É preciso romper com essas amarras econômicas, acabar com as reservas de mercado e investir no empreendedorismo cooperativo como meio para vencer a crise.
Empresas que faliram nesta pandemia podem ser convertidas em cooperativas formadas por seus funcionários ou multinacionais que desejam ir embora do Brasil podem negociar a transferência de fábricas para seus funcionários que, organizados em cooperativas, dariam
continuidade ao negócio. Cabe ao BNDES e outras agências de fomento aplicarem seus recursos em projetos como esses ou ficar lamentando o aprofundamento do desemprego e da desindustrialização.

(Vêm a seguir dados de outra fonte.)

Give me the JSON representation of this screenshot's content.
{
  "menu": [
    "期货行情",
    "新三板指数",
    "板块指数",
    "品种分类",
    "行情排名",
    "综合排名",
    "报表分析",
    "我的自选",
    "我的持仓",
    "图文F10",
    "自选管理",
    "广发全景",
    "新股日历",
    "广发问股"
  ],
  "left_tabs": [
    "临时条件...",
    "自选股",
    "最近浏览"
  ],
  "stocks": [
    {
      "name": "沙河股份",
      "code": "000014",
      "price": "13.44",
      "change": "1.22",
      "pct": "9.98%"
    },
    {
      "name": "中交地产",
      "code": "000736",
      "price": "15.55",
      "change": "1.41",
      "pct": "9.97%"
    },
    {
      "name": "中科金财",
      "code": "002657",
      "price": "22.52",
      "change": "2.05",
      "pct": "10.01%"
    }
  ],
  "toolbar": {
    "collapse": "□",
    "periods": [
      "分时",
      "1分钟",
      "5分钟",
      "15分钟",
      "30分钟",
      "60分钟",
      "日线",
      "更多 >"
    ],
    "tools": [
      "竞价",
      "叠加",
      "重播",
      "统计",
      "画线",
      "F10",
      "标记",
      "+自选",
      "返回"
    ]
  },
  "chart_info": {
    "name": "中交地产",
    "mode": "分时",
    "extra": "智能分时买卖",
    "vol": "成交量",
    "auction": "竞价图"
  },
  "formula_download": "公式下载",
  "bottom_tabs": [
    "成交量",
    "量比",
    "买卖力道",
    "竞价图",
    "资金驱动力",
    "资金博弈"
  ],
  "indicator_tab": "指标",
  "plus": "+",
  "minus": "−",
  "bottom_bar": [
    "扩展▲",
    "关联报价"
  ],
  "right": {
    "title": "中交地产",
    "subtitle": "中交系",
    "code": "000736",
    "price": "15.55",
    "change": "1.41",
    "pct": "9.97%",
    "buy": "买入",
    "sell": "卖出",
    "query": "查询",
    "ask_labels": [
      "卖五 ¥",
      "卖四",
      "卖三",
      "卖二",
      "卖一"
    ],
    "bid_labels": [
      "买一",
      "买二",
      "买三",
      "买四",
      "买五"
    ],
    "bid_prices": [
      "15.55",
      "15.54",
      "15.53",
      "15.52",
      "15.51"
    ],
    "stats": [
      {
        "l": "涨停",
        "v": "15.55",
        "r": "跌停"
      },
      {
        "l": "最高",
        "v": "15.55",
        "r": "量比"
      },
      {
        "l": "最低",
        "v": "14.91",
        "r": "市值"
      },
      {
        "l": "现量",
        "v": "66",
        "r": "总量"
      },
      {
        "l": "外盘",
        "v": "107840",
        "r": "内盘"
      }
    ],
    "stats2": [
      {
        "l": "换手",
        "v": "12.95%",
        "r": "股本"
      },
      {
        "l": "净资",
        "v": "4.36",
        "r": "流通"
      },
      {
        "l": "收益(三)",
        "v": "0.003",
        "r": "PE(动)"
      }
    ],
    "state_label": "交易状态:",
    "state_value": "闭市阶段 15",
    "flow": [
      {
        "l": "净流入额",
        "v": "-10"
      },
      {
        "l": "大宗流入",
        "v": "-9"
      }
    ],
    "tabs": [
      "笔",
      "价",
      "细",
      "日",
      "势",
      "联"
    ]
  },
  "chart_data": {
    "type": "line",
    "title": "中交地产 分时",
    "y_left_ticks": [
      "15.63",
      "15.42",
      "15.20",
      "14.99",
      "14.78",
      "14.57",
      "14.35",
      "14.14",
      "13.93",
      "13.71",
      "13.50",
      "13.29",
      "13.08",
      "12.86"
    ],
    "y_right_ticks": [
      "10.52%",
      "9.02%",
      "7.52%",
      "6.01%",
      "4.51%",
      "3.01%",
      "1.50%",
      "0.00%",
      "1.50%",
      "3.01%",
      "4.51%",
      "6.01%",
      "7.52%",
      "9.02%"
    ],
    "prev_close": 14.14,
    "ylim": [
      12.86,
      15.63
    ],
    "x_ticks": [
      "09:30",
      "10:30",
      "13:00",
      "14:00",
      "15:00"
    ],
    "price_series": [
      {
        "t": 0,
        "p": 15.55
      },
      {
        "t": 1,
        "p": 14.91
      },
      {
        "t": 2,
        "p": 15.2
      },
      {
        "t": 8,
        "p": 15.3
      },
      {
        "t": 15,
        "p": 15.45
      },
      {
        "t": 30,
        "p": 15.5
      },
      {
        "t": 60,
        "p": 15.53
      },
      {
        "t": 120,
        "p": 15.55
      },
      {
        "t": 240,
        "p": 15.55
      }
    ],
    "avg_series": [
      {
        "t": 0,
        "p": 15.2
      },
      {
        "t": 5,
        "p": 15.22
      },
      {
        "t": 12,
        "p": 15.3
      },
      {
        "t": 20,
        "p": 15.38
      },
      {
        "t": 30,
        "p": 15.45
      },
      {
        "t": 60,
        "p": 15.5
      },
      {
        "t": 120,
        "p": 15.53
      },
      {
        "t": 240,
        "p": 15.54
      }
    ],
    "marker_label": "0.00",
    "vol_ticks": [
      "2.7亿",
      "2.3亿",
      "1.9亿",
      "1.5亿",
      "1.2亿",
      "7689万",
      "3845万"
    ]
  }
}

Os bilhões em subsídios poderiam estar sendo aplicados no desenvolvimento da indústria nacional, do setor de tecnologia nacional, do setor de serviço e comércio do Brasil e o que é mais nacional do que um modelo de negócios onde milhões de brasileiros locais ficam com a riqueza produzida e a fazem girar em suas cidades?
O cooperativismo é uma das melhores “vacinas” disponíveis para o enfrentamento da “pandemia econômica” que já assola o Brasil.
*Artigo escrito por Abdul Nasser, Superintendente do Sescoop-RJ; Sócio do NTBS Advogados coordenando a área de Direito Cooperativo; Professor da FGV Incompany e do ICoop em cursos de Pós-Graduação voltados a cooperativas; Professor do IBMEC no LLM de Direito Tributário e Contabilidade; e ex-Conselheiro do CARF e do CRPS.